Monday, September 19, 2011

My Mom and The Magic Jack

I was telling a friend yesterday, during our ladies day out to almost die at Mount Aso (from toxic gases that set off the warning system), that me and my mom are super close, and so that fine mother/daughter-love/hate thing runs rampant in our relationship.  You know the old story, the closer you are to someone, the easier it is for them to hurt you, and for you to hurt them.  But, what makes that vulnerability worth it, is that relationships like that last over time and space.  Nothing can change a love so strong.

So, of course, we hang up on each other a lot.  She hangs up on me a lot more than I hang up on her.  I think she just gets upset a lot easier, but we definitely test each other equally. 

Anyway, I was telling my friend how we hang up on each other all the time.  (Peter knows that, and the other morning when he was still dozing on the couch, he heard me excitedly, but with good humor, explaining my point, and then the click of the phone with no goodbye, and he started laughing.  He knew she had hung up on me.  And we had a laugh.)  So, my point is, my friend asked me how I can talk on the phone in Japan to my mom in the USA.  The answer is THE MAGIC JACK!!  (I wish I could make it echo.)        
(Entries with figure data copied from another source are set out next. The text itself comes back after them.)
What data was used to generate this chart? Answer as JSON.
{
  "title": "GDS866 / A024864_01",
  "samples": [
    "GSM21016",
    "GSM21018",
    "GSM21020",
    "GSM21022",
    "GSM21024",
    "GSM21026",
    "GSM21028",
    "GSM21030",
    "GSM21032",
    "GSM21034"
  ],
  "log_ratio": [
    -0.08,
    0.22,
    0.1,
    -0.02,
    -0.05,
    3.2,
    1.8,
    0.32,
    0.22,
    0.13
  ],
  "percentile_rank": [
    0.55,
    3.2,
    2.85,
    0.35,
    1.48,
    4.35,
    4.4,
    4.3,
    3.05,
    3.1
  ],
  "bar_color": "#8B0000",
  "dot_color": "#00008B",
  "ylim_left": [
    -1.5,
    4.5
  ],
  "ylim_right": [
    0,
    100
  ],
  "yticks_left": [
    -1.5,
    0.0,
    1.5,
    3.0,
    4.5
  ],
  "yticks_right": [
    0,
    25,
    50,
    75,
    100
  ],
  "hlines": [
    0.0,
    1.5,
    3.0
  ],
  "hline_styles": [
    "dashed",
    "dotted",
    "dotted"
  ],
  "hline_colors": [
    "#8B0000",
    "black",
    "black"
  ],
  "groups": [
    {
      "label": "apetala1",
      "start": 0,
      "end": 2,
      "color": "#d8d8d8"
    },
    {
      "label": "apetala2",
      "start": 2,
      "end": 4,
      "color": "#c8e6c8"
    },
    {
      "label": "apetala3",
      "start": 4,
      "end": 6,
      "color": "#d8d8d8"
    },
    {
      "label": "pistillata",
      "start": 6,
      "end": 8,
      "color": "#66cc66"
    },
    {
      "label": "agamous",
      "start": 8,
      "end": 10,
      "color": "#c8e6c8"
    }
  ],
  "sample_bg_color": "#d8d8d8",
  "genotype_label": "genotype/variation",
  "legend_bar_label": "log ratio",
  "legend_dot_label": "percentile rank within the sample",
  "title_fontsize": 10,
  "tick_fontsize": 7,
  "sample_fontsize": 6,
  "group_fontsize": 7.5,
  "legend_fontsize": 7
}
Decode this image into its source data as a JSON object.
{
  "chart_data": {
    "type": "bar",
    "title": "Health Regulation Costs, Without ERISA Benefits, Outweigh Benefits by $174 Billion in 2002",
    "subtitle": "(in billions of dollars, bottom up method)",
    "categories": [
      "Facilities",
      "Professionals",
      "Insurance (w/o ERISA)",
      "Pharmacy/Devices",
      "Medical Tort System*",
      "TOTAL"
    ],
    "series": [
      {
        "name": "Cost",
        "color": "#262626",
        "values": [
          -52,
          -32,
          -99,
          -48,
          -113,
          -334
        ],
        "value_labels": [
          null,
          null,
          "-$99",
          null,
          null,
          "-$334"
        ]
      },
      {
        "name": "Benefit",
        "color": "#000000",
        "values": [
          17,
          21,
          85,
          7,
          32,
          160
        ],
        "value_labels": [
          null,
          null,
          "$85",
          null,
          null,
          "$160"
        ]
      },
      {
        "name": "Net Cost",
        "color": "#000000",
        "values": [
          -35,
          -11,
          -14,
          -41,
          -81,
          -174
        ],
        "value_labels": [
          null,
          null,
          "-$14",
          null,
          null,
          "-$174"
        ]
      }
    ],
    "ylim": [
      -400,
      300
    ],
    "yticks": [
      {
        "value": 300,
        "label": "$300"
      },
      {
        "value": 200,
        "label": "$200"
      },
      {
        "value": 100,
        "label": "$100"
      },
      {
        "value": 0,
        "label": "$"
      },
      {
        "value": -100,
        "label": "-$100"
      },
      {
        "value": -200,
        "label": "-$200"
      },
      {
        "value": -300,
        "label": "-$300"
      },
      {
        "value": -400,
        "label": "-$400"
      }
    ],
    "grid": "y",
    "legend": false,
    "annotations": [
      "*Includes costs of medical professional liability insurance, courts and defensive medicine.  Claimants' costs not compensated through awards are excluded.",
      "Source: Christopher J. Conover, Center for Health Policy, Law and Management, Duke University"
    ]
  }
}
Everyone studying, working, or living abroad should know about the magic jack.  It's $20 from Radio Shack.  You pay $20 for a phone number and 1 year of service.  That's it.  Once I had done that, I was set to talk to anyone in the United States for 1 year, as much as I wanted.  AND I have a 727- Florida phone number, which means that anyone in the 727- area and anyone in the United States with a cell phone can call me in Japan like they would call anyone else that is Pinellas County or USA local.  It comes with voice mail, too, and I'm pretty sure there are deals in many other countries besides Japan and the US.

Here are the very few inconveniences:  I didn't know that I had to have a regular phone with a cord and a jack to use this thing, so when I FINALLY got Internet in Japan, about 6 weeks after I had arrived, I plugged the thing into my USB, started doing the set up, and then realized that I still couldn't talk to anyone because I didn't have a phone.  It really was devastating.  Moving across the world is not easy my friends, and being in a very new and different place, cut off from the world with no e-mail and no phone made me feel very claustrophobic... 

I would wake up in the middle of the night during the first couple of months, terrified.  I would know where I was, but not know where THAT was, and I would know that I could get up and walk around, but to go WHERE?  Nowhere familiar.  Nowhere safe.  I knew that I could get on a plane and go home... but I couldn't.  I had a job.  A family.  I was paralyzed.  I felt buried alive for a few moments on those nights.  I wouldn't understand my own description, I don't think, had I not experienced it.

So, the magic jack needs a phone.  Within a few days I snagged a phone from another JET that had an extra in the closet (It takes a village).  You plug the magic jack into your computer and you plug the phone jack into the magic jack.  Then you are in business.  The other inconvenience is that your computer has to be on and the MJ program has to be running, or you just won't get your calls (until you check voice mail), and if you want to make a quick call, you first have to get the mac going, plug in the MJ, start the program, and then make your call.  But, it really is very convenient, and it's definitely the most cost efficient method of calling from Japan that I have heard of.  I just signed up for my 2nd year of Magic Jack.  $20.  Easy.

So, my mom and I can talk for hours, and when the time comes, we can hang up on each other and call each other back as often as we want, for one low price.  ;-)  Every JET, at least, should have a Magic Jack.  And an awesome mom.